As such, Servo has a diverse community. A lot of people working on Servo, including my Outreachy mentors and the community coordinator, are from Igalia. In 2019, Igalia is a major committer to both the WebKit and Chromium codebases. As such, Igalians bring a lot of expertise from other browser engines as well. I have also noticed people who have been working on Servo since it was at Mozilla Research. And others who are associated with OpenHarmony as well. I have lurked around the Servo's Zulip to learn about the community.
Servo is governed by the Technical Steering Committee (TSC), and the project follows a consensus seeking model. The TSC meets in public, and I recently joined one of the TSC meetings as well.
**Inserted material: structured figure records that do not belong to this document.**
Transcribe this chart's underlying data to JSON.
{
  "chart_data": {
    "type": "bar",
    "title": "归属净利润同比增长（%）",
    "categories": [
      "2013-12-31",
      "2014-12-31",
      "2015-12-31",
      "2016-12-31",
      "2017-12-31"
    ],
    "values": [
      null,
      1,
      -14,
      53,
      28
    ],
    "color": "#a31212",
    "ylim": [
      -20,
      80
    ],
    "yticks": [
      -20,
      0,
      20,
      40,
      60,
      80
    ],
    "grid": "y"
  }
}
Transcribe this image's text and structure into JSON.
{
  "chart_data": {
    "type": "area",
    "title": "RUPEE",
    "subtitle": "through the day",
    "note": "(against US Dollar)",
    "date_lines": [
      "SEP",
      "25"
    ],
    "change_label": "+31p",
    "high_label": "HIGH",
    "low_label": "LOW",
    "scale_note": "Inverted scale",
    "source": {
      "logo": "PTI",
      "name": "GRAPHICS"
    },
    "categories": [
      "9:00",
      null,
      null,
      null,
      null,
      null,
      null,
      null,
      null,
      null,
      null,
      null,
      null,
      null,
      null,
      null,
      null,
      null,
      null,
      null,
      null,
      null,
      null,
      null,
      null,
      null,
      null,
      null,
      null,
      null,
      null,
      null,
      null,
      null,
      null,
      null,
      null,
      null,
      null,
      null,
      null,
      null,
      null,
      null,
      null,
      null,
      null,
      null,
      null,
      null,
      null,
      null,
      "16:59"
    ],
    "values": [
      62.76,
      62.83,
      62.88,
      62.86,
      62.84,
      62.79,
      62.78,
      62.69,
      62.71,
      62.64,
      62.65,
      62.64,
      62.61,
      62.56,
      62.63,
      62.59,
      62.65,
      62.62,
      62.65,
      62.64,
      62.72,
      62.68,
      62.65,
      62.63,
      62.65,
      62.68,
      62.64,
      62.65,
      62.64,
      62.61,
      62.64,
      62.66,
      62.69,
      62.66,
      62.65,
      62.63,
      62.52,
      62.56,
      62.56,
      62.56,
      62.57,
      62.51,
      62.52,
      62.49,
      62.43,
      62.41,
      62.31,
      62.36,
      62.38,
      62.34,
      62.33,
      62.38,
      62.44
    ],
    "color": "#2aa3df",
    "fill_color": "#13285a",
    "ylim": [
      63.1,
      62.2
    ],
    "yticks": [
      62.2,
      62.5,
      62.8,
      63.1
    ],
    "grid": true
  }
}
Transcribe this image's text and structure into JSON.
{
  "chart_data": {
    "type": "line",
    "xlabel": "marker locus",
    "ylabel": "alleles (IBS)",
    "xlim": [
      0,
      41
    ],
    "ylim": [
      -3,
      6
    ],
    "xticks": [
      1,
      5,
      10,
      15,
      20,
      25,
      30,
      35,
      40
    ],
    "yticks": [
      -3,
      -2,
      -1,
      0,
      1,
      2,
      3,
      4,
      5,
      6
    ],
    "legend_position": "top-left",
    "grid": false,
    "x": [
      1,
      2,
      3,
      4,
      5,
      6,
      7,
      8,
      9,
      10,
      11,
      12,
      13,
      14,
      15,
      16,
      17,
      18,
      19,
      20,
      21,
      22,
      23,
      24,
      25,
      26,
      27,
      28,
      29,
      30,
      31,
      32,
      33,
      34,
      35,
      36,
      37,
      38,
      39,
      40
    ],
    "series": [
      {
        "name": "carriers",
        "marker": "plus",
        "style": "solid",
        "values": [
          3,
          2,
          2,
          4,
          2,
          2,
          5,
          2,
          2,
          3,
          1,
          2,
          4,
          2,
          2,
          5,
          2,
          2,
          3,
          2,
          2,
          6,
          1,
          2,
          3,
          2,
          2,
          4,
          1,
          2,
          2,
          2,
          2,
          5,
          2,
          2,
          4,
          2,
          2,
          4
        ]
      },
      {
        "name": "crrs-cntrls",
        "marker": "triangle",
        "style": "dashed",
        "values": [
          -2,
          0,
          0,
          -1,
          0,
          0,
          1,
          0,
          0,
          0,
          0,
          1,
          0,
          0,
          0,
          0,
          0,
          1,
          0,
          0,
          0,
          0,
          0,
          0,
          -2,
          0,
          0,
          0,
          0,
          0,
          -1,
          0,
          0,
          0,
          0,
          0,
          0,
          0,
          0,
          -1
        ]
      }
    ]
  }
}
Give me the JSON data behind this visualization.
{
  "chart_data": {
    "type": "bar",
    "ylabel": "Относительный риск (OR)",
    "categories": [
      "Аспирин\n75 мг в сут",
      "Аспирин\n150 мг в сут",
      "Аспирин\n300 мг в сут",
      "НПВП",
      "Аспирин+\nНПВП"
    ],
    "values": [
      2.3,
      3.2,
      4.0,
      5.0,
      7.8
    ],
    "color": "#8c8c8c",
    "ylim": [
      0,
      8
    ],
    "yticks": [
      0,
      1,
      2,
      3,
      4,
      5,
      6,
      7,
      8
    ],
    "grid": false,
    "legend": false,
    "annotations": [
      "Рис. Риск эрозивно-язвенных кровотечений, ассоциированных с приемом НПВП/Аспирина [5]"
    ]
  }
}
I have read minutes of meetings for TSC before to better understand how the governance of the project works.
My motivation behind applying to Outreachy
I really like the idea of Free and Open Source Software. FOSS for me is about having the liberty to do what I want with software. It is about being able to study and understand what's happening under the hood. A huge advantage of open source software is that the community comes together, innovates, and contributes. It creates opportunities for people to learn.
I was also motivated by the AI policy of Outreachy as well as the organizations that participate. Maintainers play a crucial role in open source software, and the recent excess use of LLMs can thwart newer programmers from ever becoming competent maintainers. There are numerous other issues with LLMs that I won't cover here.
Outreachy also gives underrepresented minorities like me an opportunity to work with organizations that care about representation in tech. As a trans person living in India, I face a lot of challenges because of my identity. I find it important to integrate underrepresented minorities so that we find acceptance in tech and also serve as role models for other minorities.
My Project at Servo
I am implementing AudioWorklet in Servo. An AudioWorklet allows web developers to process Audio in a separate thread with very low latency.
The Web API can have many different uses, for example, a Bit Crusher effect processed natively in the browser.
I can imagine the AudioWorklet finding its use in video games or web apps that generate music.
First weeks of working on Servo
My first few weeks have been overwhelming, and it is completely natural. Servo is a large codebase and Rust is a hard programming language. I spent a lot (maybe too much) time learning Rust during this period. I also spent time reading the specifications that relate to AudioWorklet and Worklet.
Before starting my work on Servo, I knew enough Rust to navigate my way around the codebase and tackle most of the issues labelled e-less-complex (a tag for good first issues in Servo). The Servo community and Outreachy mentors helped me a lot with the contributions as well.
As I start my work on the AudioWorklet, I want to make sure I understand what I am doing, and be able to walk through anyone with all the lines of code that I commit.
I have managed to merge a PR that exposes static attributes of the WebIDL bindings for the PaintWorklet to JavaScript. It basically allows JavaScript to call methods related to the PaintWorklet with DOM APIs. I added a unit test for it as well to make sure the behavior doesn't break in the future. PaintWorklet is relevant here because the implementation share similarities with the AudioWorklet. Much of the work was done with the help of my mentors.
The Next Few Weeks
I plan to refactor the current Worklet implementation in Servo. The current implementation is based on PaintWorklet, they don't need to be stateful or long running. In contrast, an AudioWorklet is stateful and long-running. I will try to use Rust traits to generalize the implementation so the Worklet implementation can be used by both the PaintWorklet and the AudioWorklet.